Direto da Redação
Letícia Mendes: "Sobre goiabas e peras"
Jornalistas do Diário Gaúcho opinam sobre temas do cotidiano
Cresci com meus irmãos numa chácara no Interior, onde havia um imenso pomar. Corríamos no gramado, por longos corredores, cercados por laranjeiras e limoeiros. Lambuzámos mãos e rosto, avermelhados pelos cáquis maduros e explosivos. Arriscávamos a sorte, partindo as duras sementes dos cáquis de chocolate, tentando encontrar desenhos de garfos, facas e colheres dentro delas. E quase sempre conseguíamos, acreditando que havia um tanto de magia naquilo tudo.
Vivíamos dependurados no topo de algum galho, vendo o mundo passar lá de cima. Escalávamos as árvores carregadas de jabuticabas, pitangas e peras. Dessas últimas, sacudíamos com força os galhos do alto para que as frutas pipocassem no chão, num tapete esverdeado. Também cultivávamos um pezinho nanico de romã. Mas não era das minhas preferidas. Levava muito tempo para a fruta crescer, redonda, e ainda dava trabalho demais para comer, semente por semente.
Esses dias, mirando uma goiabeira em algum canto de Porto Alegre, lembrei que podia sentir à distância a textura do caule daquela árvore. Não precisava me aproximar dela para isso. Era mais uma memória que estava gravada dentro de mim. A sensação das minhas mãos pequenas deslizando pelos galhos lisos e levemente escorregadios. Acredito que a infância é o único período da minha vida no qual reuni memórias das quais consigo recordar em detalhes. Ouvir os mesmos sons, sentir os cheiros, as texturas.

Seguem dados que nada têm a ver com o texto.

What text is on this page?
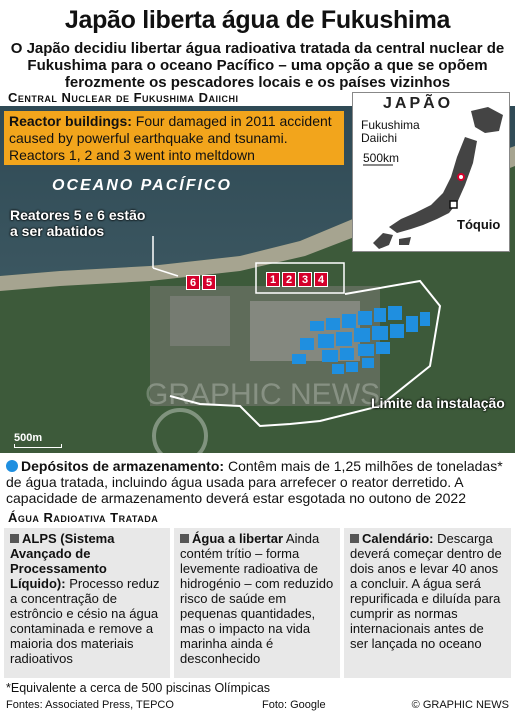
Japão liberta água de Fukushima
O Japão decidiu libertar água radioativa tratada da central nuclear de Fukushima para o oceano Pacífico – uma opção a que se opõem ferozmente os pescadores locais e os países vizinhos
Central Nuclear de Fukushima Daiichi
GRAPHIC NEWS
Reactor buildings: Four damaged in 2011 accident caused by powerful earthquake and tsunami. Reactors 1, 2 and 3 went into meltdown
OCEANO PACÍFICO
Reatores 5 e 6 estão
a ser abatidos
6 5	1 2 3 4
Limite da instalação
500m
JAPÃO
Fukushima
Daiichi
500km
Tóquio
Depósitos de armazenamento: Contêm mais de 1,25 milhões de toneladas* de água tratada, incluindo água usada para arrefecer o reator derretido. A capacidade de armazenamento deverá estar esgotada no outono de 2022
Água Radioativa Tratada
ALPS (Sistema Avançado de Processamento Líquido): Processo reduz a concentração de estrôncio e césio na água contaminada e remove a maioria dos materiais radioativos
Água a libertar Ainda contém trítio – forma levemente radioativa de hidrogénio – com reduzido risco de saúde em pequenas quantidades, mas o impacto na vida marinha ainda é desconhecido
Calendário: Descarga deverá começar dentro de dois anos e levar 40 anos a concluir. A água será repurificada e diluída para cumprir as normas internacionais antes de ser lançada no oceano
*Equivalente a cerca de 500 piscinas Olímpicas
Fontes: Associated Press, TEPCO	Foto: Google	© GRAPHIC NEWS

Talvez porque naquele tempo estávamos presentes. Vivíamos cada momento por inteiro. Sem sacar o celular – nem sabíamos que bicho seria esse – afoitos para registrar todos os momentos e ver o mundo através de uma tela. Nada contra as tecnologias. Elas me são muito úteis. Até porque o que me fez escrever esse texto foi ler num site que hoje, 21 de setembro, é Dia da Árvore. Algo que eu não recordava, confesso. Mas respirar, sentir, deixar-se aprofundar no momento, também é restaurador. E talvez nos ajude a enxergar o quanto precisamos cuidar desse mundo.